Another hunter survived a grizzly bear attack Tuesday morning in the Gravelly Mountains.
Officials say this happened miles away from where two similar attacks happened last week.
Montana Fish, Wildlife & Parks officials confirm that the incident happened between the Coal Creek Drainage and Eureka Basin Road, only about eight miles away from where two similar attacks happened last week.
Wardens had just called off the search for the bear -- or bears -- in those cases.
“They have nothing to lose to come chew on us," says Ryan Merkel, manager of Roundhouse Sports Center in Bozeman. "They can kill you.”
“This hunter was walking through some downed timber when he was attacked by a bear at a very close range," says Morgan Jacobsen, Information and Education Program manager for Montana Fish, Wildlife & Parks, Region 3.
But, like in last week’s attacks, the hunter was prepared.
“During the attack, he shot at the bear several times with a pistol," Jacobsen says. "The bear subsequently left. This hunter had obviously done research and was aware that grizzly bears were in the Gravelly Mountains. This hunter was from out of state but he had done his research and was prepared to defend himself in the event of an attack. Whether he hit the bear or not is still under investigation.”
Morgan Jacobsen with FWP says the attack happened eight miles south of Cottonwood Creek, where, last Monday, three hunters were injured in two different attacks only 11 hours apart.
“Wardens and law enforcement with the US Forest Service were able to respond fairly quickly to yesterday’s incident because they were still in the Gravelly Mountains," Jacobsen says. “We’ll be working closely with the US Forest Service to determine if a closure will be necessary in this incident. At this point, it’s undetermined.”
Jacobsen adds it is still unclear if this was the same bear or more.
“Bears are moving into what we call ‘hyperphagia,’ which is a period of time where bears are more active on the landscape," Jacobsen says. "They are consuming more calories in preparation for hibernation. Grizzly bears are very defensive in those types of situations. It can also be defensive when it’s a sow with cubs or when they are on a carcass of some kind that they are eating and they are defending.”
The hunter was treated in Sheridan and released.

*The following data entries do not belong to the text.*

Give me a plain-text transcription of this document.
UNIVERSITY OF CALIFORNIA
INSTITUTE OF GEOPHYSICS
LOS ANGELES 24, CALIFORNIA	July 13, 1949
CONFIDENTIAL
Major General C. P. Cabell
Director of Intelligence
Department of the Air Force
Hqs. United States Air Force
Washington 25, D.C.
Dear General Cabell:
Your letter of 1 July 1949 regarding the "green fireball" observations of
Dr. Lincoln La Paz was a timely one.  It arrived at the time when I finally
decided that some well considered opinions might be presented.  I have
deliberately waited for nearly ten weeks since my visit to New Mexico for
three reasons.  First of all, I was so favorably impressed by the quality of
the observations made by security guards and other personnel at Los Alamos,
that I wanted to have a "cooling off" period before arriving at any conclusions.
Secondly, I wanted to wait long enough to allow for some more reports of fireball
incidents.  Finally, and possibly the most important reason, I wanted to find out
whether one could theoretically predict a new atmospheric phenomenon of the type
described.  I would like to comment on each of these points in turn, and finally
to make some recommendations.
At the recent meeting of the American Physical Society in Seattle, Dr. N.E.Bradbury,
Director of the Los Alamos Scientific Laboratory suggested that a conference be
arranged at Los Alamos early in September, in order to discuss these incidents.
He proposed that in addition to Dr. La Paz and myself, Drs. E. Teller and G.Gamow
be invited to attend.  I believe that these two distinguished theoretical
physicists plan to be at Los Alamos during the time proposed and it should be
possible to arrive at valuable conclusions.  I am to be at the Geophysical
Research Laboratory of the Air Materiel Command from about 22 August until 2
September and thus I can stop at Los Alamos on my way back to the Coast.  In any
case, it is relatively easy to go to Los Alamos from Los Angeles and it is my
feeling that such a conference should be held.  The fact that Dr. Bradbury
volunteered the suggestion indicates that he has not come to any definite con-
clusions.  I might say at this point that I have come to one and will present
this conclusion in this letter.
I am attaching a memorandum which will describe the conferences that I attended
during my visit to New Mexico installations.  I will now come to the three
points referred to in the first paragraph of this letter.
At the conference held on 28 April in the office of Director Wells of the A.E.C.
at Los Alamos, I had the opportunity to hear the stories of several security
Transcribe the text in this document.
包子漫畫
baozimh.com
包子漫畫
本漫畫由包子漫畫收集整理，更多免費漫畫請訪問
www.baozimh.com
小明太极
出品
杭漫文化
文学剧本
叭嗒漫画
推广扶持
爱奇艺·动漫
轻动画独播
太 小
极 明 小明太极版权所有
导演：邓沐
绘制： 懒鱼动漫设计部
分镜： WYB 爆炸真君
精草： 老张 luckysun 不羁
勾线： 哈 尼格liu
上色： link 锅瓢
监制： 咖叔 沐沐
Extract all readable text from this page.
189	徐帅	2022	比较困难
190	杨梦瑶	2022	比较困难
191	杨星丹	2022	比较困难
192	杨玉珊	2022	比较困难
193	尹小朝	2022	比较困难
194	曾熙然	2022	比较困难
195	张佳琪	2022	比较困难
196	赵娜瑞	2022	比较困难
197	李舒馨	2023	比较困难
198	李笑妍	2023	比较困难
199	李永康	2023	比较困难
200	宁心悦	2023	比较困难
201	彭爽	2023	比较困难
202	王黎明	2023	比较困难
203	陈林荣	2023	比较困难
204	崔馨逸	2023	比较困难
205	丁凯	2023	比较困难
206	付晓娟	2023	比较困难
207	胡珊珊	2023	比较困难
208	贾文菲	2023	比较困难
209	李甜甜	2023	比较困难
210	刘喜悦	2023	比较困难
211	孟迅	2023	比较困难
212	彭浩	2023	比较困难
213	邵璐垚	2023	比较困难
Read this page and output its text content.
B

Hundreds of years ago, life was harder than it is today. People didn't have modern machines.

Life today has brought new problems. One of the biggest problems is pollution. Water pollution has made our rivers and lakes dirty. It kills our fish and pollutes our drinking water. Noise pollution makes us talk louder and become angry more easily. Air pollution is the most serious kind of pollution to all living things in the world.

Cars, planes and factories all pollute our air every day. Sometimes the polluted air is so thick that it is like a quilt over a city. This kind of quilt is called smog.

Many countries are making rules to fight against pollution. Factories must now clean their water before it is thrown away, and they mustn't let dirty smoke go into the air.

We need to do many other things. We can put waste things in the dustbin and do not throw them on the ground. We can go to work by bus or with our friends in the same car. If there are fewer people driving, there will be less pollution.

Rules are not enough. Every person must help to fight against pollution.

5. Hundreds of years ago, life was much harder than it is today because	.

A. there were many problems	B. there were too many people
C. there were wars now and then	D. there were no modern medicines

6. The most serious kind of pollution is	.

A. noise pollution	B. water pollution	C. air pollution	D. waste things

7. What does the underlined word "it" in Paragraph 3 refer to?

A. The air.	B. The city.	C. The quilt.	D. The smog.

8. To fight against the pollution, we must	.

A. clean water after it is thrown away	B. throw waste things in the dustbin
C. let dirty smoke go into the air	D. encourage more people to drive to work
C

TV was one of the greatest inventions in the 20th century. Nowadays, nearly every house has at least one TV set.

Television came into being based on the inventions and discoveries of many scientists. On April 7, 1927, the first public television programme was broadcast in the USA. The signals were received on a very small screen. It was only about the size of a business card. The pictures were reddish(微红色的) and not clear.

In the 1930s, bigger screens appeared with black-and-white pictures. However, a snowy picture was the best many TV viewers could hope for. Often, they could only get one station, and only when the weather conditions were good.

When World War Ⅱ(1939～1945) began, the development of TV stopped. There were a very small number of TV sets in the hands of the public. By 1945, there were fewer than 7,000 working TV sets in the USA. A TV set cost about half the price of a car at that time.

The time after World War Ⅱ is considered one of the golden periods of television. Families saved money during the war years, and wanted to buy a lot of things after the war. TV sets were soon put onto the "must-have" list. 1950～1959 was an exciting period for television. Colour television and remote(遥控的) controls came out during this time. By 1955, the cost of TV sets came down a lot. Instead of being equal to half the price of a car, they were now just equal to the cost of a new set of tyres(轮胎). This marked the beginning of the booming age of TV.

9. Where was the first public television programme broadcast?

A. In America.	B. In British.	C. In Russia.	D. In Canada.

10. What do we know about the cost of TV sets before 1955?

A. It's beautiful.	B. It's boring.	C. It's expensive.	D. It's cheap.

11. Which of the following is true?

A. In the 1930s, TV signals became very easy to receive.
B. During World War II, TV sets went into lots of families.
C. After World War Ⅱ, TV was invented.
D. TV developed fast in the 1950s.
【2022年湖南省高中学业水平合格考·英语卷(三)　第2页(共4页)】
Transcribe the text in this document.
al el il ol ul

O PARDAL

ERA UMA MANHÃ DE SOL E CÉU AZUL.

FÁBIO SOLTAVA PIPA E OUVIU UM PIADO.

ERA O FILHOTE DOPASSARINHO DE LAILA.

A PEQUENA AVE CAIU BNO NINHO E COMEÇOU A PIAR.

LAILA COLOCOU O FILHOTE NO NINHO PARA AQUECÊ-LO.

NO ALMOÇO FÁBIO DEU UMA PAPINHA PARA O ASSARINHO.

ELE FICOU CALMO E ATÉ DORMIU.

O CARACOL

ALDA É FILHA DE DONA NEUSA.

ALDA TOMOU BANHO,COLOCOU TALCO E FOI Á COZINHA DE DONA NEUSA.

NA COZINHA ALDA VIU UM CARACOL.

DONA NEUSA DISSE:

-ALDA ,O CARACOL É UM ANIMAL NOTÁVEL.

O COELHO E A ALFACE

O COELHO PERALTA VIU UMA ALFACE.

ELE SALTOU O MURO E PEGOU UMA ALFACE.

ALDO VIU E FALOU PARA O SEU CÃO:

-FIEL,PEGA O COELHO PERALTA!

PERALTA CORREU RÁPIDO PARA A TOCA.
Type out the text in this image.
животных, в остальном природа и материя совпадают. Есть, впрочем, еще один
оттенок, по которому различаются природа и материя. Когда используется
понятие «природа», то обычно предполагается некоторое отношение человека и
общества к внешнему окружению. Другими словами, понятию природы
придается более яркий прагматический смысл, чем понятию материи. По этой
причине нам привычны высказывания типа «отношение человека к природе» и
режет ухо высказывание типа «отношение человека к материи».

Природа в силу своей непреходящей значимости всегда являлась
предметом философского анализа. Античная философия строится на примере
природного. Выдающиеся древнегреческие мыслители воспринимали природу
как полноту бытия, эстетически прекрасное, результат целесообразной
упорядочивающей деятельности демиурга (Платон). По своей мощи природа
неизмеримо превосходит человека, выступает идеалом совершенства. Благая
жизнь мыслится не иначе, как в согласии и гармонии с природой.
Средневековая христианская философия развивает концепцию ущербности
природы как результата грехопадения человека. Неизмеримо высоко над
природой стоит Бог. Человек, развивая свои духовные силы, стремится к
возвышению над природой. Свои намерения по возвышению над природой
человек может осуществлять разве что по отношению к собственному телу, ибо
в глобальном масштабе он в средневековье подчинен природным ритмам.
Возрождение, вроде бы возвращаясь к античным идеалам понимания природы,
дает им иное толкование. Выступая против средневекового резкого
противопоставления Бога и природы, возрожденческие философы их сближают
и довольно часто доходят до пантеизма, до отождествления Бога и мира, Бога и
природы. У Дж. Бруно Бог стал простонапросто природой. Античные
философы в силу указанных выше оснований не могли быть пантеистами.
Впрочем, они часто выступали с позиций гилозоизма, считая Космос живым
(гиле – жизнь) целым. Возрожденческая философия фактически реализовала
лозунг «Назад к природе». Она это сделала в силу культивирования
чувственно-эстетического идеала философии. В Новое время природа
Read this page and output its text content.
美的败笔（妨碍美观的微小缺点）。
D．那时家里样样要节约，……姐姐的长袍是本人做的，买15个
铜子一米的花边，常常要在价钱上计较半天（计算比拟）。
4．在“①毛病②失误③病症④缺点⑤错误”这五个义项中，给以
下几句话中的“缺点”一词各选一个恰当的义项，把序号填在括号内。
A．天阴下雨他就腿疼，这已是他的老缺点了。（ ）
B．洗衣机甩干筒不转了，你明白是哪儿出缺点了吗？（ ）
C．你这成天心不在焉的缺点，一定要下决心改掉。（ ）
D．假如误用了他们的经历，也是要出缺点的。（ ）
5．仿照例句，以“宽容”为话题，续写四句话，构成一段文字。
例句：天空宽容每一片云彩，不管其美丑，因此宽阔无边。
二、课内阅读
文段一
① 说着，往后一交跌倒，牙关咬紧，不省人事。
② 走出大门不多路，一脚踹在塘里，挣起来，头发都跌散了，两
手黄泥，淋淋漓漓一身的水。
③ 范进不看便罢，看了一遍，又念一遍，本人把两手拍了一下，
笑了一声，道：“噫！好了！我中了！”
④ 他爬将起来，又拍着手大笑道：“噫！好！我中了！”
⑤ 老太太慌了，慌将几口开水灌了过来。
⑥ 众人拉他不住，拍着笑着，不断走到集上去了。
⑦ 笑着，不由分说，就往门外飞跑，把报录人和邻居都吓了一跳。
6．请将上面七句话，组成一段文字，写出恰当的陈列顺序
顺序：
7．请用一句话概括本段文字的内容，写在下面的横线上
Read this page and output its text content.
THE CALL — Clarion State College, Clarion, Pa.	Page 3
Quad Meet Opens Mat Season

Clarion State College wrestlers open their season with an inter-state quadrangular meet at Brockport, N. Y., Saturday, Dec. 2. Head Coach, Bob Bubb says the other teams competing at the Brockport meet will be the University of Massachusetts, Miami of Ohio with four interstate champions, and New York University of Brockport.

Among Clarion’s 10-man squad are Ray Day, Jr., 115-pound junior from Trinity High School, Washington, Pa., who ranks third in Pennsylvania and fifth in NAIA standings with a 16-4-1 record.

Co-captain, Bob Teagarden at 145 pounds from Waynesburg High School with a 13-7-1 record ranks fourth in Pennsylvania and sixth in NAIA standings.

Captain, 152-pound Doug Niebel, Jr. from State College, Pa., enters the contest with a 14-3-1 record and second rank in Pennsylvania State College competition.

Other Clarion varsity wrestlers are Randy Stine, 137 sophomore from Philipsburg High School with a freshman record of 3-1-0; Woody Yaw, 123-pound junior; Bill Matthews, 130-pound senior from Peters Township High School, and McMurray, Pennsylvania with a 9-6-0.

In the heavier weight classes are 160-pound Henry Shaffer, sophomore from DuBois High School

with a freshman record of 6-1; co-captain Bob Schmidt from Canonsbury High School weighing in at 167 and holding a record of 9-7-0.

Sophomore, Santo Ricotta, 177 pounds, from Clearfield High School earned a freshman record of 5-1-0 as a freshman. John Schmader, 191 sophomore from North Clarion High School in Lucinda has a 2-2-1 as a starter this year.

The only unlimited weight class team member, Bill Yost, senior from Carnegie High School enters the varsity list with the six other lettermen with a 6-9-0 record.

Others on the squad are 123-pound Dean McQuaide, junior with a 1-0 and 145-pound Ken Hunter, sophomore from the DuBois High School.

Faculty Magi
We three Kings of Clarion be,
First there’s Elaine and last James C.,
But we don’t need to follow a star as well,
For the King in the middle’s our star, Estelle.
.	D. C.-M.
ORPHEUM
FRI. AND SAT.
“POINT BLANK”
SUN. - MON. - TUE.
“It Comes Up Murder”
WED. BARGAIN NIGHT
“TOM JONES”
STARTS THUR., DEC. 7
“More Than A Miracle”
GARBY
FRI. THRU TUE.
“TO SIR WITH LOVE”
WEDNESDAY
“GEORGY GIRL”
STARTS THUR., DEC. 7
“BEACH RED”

But the series of attacks has outfitters like Roundhouse Sports Center in Bozeman talking.
“The maulings that we’re seeing aren’t where the bears are eating on them," Merkel says. "It’s just a quick fight-or-flight response. They are chewing on them really hard and they’re going the other way. Hunters, they are quiet. They’re sneaky. They are covering their scent so a lot of times, the actions from the bears are because they’re startled.”
The staff at Roundhouse say having a good, strong, reliable backpack out there with you can also go a long way to protecting you in more ways than one.
That way, you can actually have your bear spray right here on your chest -- easily accessible -- so if you are forced into a ball to protect yourself, you can activate the bear spray and spray it right over your shoulder.
Merkel adds that traveling in groups is still the way to go.
“Always have a backup plan," Merkel says. "If we’re going with bear spray, whether it’s a firearm, bear spray, whatever have you, make sure that it’s accessible and you know how to use it.”
And with Montana being Montana, Jacobsen says these four hunters are very lucky.
“Encounters like this are unfortunate," Jacobsen says. "We hate to see people harmed and we hate to see bears harmed but it is the reality of living in bear country. We are going to be encountering bears more often and it’s something people need to be aware of.”
The US Forest Service is working with FWP now to see if they need to close down any parts of the location where this attack happened and the search for bears connected to these cases will now start again.
In the meantime, being prepared, having a group, staying away from animal carcasses and just being aware of your surroundings can go a long way.